A simple offer from a friend brings back treasured memories.

Photo illustration /

They once bobbed gently just outside the cattails and swamp grass. Now they serve as lawn ornaments sitting above my wife's flowerbed. They look lonely.

A week ago a good friend of mine gave me a call and asked me if I would be interested in a couple of blue-winged teal he had harvested in the Minnesota early teal season. Of course I said yes! I haven't had a wild duck since I hung up my Model 12 Winchester a number of years ago.

My friend's offer instantly transported me back to those duck and goose swamps when both my hips worked and I didn't run out of breath after walking.

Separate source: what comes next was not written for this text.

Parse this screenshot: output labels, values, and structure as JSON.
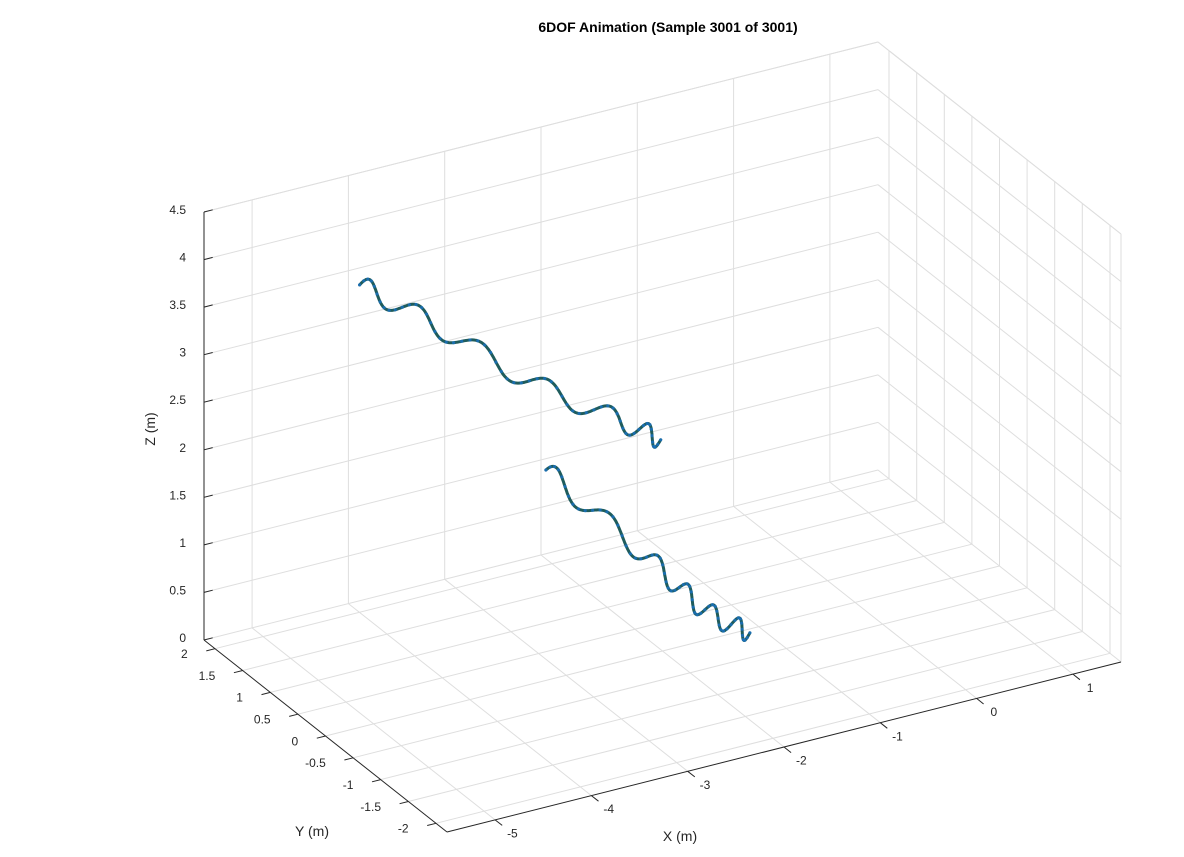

The waterfowl season is upon us, and the shotgun blasts I hear now just before sunrise remind me of the times I slogged through the marshes and belly crawled up on an unsuspecting goose. The sweet/sour smell of the marsh is deeply embedded in the cracks and fissures of my brain and will remain there until the end of my days.

There were highlights and lowlights in my waterfowl hunting career. Each and every time I and my partners plowed our way through the reeds and cattails provided a new experience. One never knew what bird would jet overhead or honk its way toward the blind. The icy cold fingers and runny nose were instantly forgotten when a flock of mallards approached the decoys.


I broke into duck hunting along the Big Sioux River in western Iowa. The river and the nearby Missouri River provided a flyway for all kinds of waterfowl during the late fall months. Mallards, pintails, bluebills, teal all traveled the flyway as did the Canada geese, snow and blue geese and speckled belly geese. The flyway was a virtual bonanza to a waterfowl hunter.

My uncles were duck hunters, and I was visiting one of them one roaring wind of a day in late November.

"The ducks are on the river," he told me. "Why don't you take Bud (his black Labrador) and pick up the neighbor and head on down there. Bet you get a shot!"

The temptation was too much and I loaded Bud into my car, picked up Bard and headed for the river.

As we approached, we saw a giant flight of northern mallards circling the river and finally drop below the treeline to the water.

"We're in luck!" I said to Bard. "I'll take Bud and you crawl in above the bend where the birds lit, and we'll do an encircling movement and come away with a duck dinner!"

I could hear the ducks quacking as I crawled toward the bend in the river, having to keep the eager dog behind me with a twig. I thought to myself, "This is just too easy!"

I saw Bard out of the corner of my eye, and he was waving to move forward quickly. I hastened my pace, but before I could even see the water's edge, Bud, the dog, broke and steamed toward the shoreline. In an instant a thousand mallards rose out of range, and neither Bard nor I fired a shot.


Bud, the dog, came back panting like he had done his job. He had.

John Wetrosky
John Wetrosky (2022)

I thought of that last week when my friend offered me those two ducks for dinner. I also thought of other hunts that were more successful. I thought of those early South Dakota mornings when geese filled the sky, and the day my brother and I found a North Dakota duck hangout, and the day my other brother found a radio transmitter in one of our downed bluebills.

I thought of all those things.

And I was also thinking of those duck hunts when I placed those bluebill decoys above my wife's flowerbed last week as decorations. I don't know if they'll ever see the water again. But they have been on the water, and they did do their job.

Much like Bud, the black Labrador, did so many years ago.